La ressortie en salle de quatre films de fiction réalisés par Mai Zetterling, actrice suédoise passée derrière la caméra en 62, permet d'évaluer l'importance de son travail de cinéaste. Notons qu'elle signa aussi des documentaires.
En tant que comédienne, elle tourna même en dehors des frontières de son pays et fait par exemple partie de la distribution d'un opus de Marc Allégret.
Des quatre titres proposés " jeux d'été" ( le deuxième des quatre par ordre chronologique) est sans doute le plus connu dans l'hexagone, pour le scandale qu'il suscita lors de sa sortie (1966) au royaume de Suède.
On imagine que ce sont les quelques scènes déshabillées, jugées provocantes qui firent grincer des dents. La scène de l'accouchement et certaines répliques mises dans la bouche d'Ingrid Thulin achevèrent sans doute d'irriter les plus conformistes.
A travers la visite que fait un jeune homme dans la maison de son enfance, accompagné de sa fiancée et ( peut-être) future épouse, les souvenirs de ses parents ( surtout de sa mère distante et mal aimante et de sa grande tante paternelle qu'il adorait) lui reviennent en mémoire.
Mais pour construire sa vie personnelle de façon équilibrée, ne faut il pas tourner la page et cicatriser les plaies encore ouvertes ?
La période des années 60, donna en Suède au plan cinématographique, naissance ( comme dans d'autres pays) à une nouvelle vague.
Le héros en Suède de cette période était alors Bo Widerberg ( aujourd'hui le double palmé au festival de Cannes, Ruben Ostlung se réclame de cette filiation) qui égratignait la figure tutélaire qu'était Ingmar Bergman ( auquel il reprochait de ne pas s'intéresser dans son cinéma à la vie des plus démunis et aux questions sociales).
Zetterling semble s'inscrire au milieu des deux artistes et propose finalement ici, une sorte de condensé des deux univers ( celui de Bergman et celui de Witerberg).
Le casting d'abord : la cinéaste offre à Ingrid Thulin ( vue fréquemment chez Bergman et sans doute une des actrices suédoises dont la beauté et la photogénie est la plus exceptionnelle) le rôle majeur.
Mais aussi Zetterling donne le rôle de la fiancée à la très jolie actrice qui incarne le rôle principal dans le premier film de Widerberg. " le pécher suédois" (62), parfois considéré de façon symbolique comme le "A bout de souffle " local.
Au plan formel, " jeux de nuit" reprend aussi le type de cadrage, de photo et parfois de mise en scène qui ont fait la marque et la magie de Bergman.

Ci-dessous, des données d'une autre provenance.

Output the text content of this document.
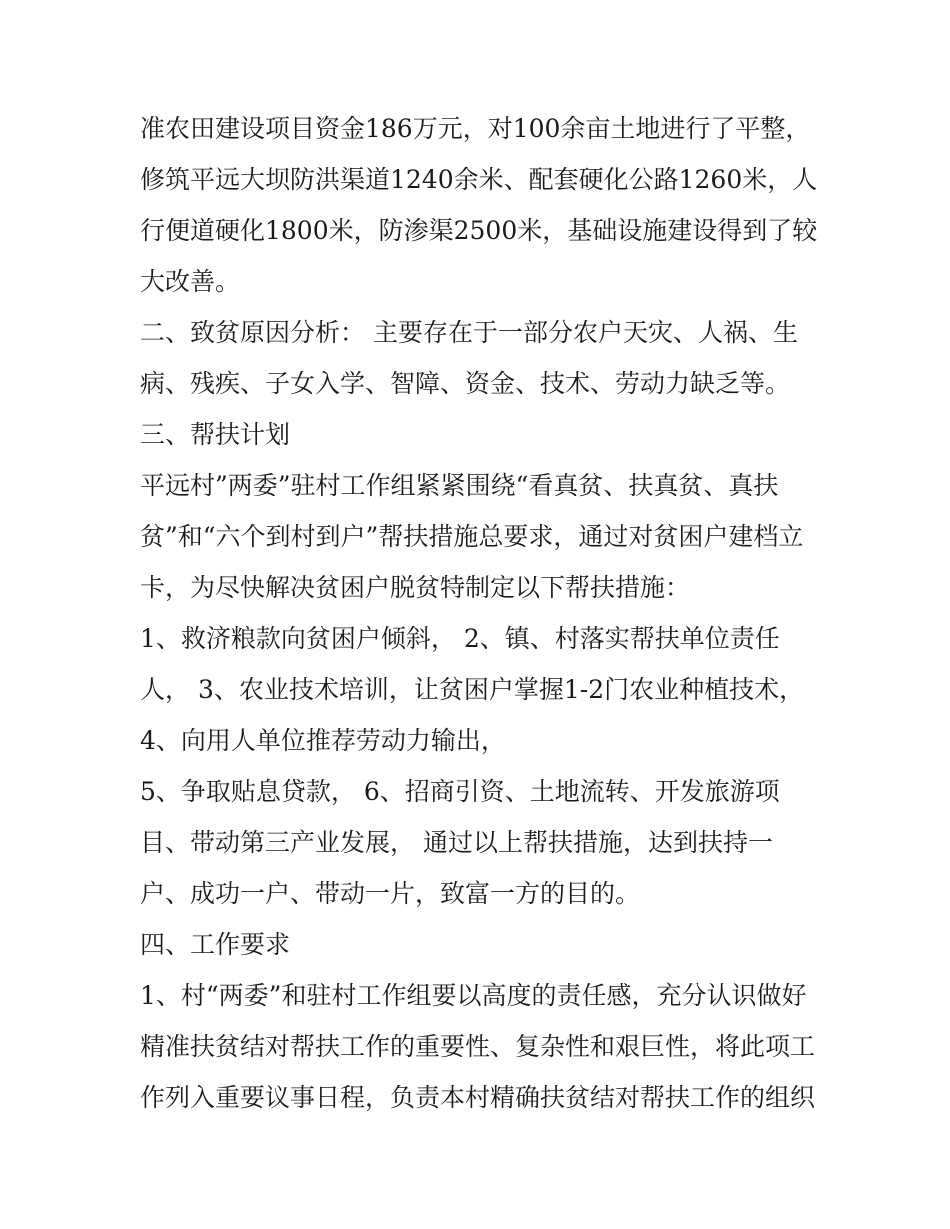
准农田建设项目资金186万元，对100余亩土地进行了平整，
修筑平远大坝防洪渠道1240余米、配套硬化公路1260米，人
行便道硬化1800米，防渗渠2500米，基础设施建设得到了较
大改善。
二、致贫原因分析： 主要存在于一部分农户天灾、人祸、生
病、残疾、子女入学、智障、资金、技术、劳动力缺乏等。
三、帮扶计划
平远村”两委”驻村工作组紧紧围绕“看真贫、扶真贫、真扶
贫”和“六个到村到户”帮扶措施总要求，通过对贫困户建档立
卡，为尽快解决贫困户脱贫特制定以下帮扶措施：
1、救济粮款向贫困户倾斜， 2、镇、村落实帮扶单位责任
人， 3、农业技术培训，让贫困户掌握1-2门农业种植技术，
4、向用人单位推荐劳动力输出，
5、争取贴息贷款， 6、招商引资、土地流转、开发旅游项
目、带动第三产业发展， 通过以上帮扶措施，达到扶持一
户、成功一户、带动一片，致富一方的目的。
四、工作要求
1、村“两委”和驻村工作组要以高度的责任感，充分认识做好
精准扶贫结对帮扶工作的重要性、复杂性和艰巨性，将此项工
作列入重要议事日程，负责本村精确扶贫结对帮扶工作的组织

Mais Zetterling convoque aussi l' univers baroque qu'on retrouvera plus tard chez le polonais Has ( certaines scènes font penser à " la clepsydre " ) mais aussi le symbolisme osé qu'on observe chez l'italien Marco Ferreri et des clins d'œil adressés à Godard et son " Pierrot le fou" ( 1965) notamment pour la scène finale, tournant son regard vers Witerberg.
Enfin, la partition musicale qui illustre les tourments intérieurs des personnages sera choisie parmi des partitions qui relèvent du free jazz et non pas parmi celles du répertoire classique qui avait la faveur de Bergman.
À l'écran ce mélange des genres à certes de quoi déstabiliser le spectateur.
Pourtant, si " jeux de nuit" n'atteint pas ( à mes yeux du moins) la perfection des opus de Bergman de l'époque, ni ne propose un cinéma totalement d'avant-garde, le mélange des deux styles au sein d'une même oeuvre, assorti de la force des thèmes abordés ( famille peu aimante à l'égard de leur progéniture, parents bourgeois et déséquilibrés, difficultés et nécessités de s'extraire des traumatismes vécus dans l'enfance) justifie, pour l'amateur de cinéma d'auteur, d'y jeter un regard.